Children can be particularly at risk, which may take the form of eczema - where inflammation of the uppermost layer of skin causes dryness, most likely appearing on the insides of elbows or the backs of the knees. Eczema may run in families or run alongside asthma or hay fever.
Dry skin is a variant of normal skin and is not contagious.
Dry skin is very common in the elderly, owing to loss of elasticity, collagen, and fat (asteatosis). This commonly occurs on the lower legs. A lack of estrogen can cause the same effect in menopausal women. The key to treating dry skin is to moisturize, moisturize, moisturize. This is particularly true in winter, if you live in a hard water area, if you are addicted to long hot bubble baths, and if you are elderly or post-menopausal.
There is a plethora of emollients that can be used to treat dry skin conditions and help retain moisture. It is often a case of trying them and finding the right one (or combination) that works best for your skin type or condition.
Emollients can come in a variety of formulations, such as creams, ointments, and oils, as well as soap substitutes and bath additives. They all serve the same purpose of aiming to moisturize the skin.

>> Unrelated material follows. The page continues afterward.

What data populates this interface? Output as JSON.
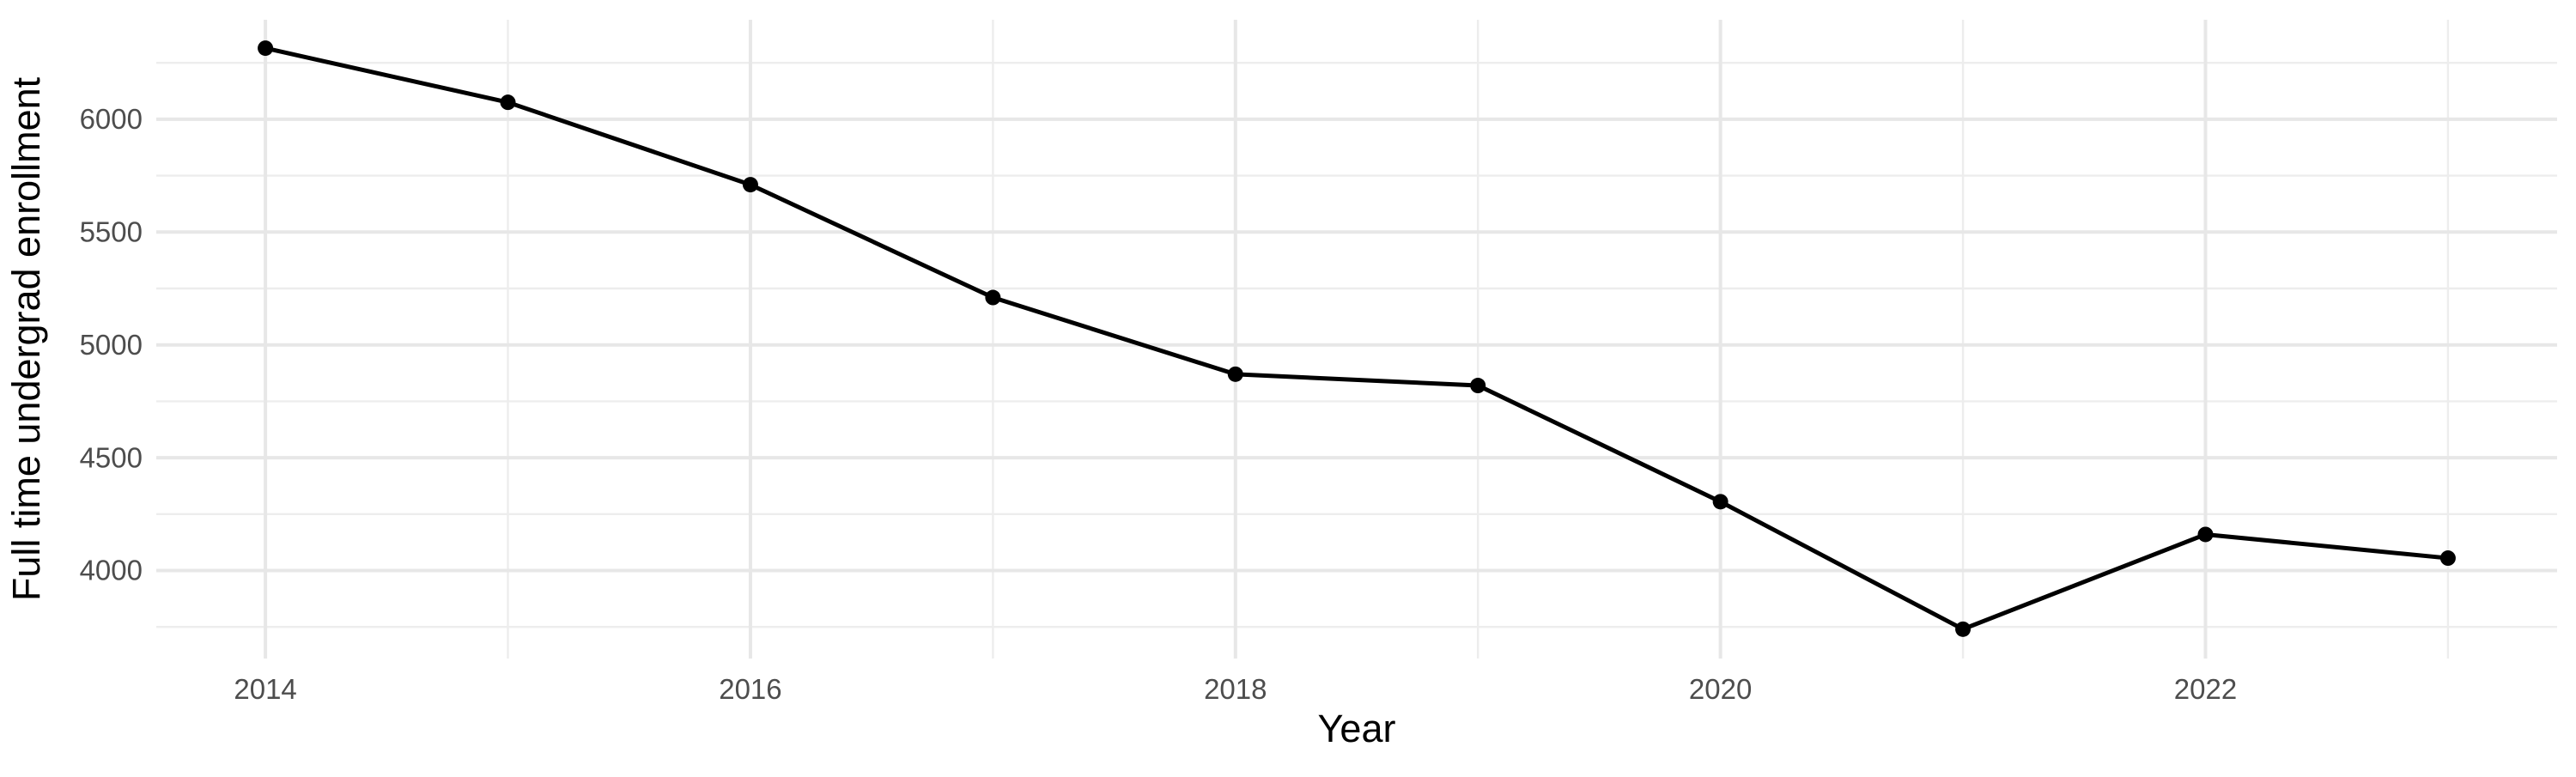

Creams generally absorb quite well into the skin, providing a good moisture barrier and hydrating the top layer of the skin, known as the epidermis. This can help treat dry and dehydrated skin and help to maintain elasticity and prevent cracks in the top skin layer.
Ointments generally do not absorb as well into the skin as creams and are often greasier in consistency. They tend to sit on top of the skin, providing an additional barrier. This is particularly useful for very dry skin or in harsh weather conditions.
Ointments can be used alone or in combination with creams, but you should put creams on first so that the skin can absorb them. This is important if you are prescribed a steroid cream alongside an emollient: let the steroid cream absorb for at least 30 minutes before applying any other cream or ointment. Ointments provide a greasy barrier over the skin to help repair and protect it.
Lotions and oils can be used instead of creams and ointments if a large area needs to be covered or over, particularly hairy areas, since these formulations are finer in consistency and easier to apply.
Many emollients are designed to moisturize the skin and can also be used as soap substitutes or bath additives. For particularly sensitive skin or children's skin, try to find mild skin products that are either hypoallergenic, fragrance-free, or color-free.
If your dry skin is not responding to over-the-counter remedies, it's widespread, or you develop a red or bumpy rash, you should book an appointment with your doctor, who will discuss your symptoms and examine you. They may decide to send you for further tests and refer you, if necessary, to a specialist.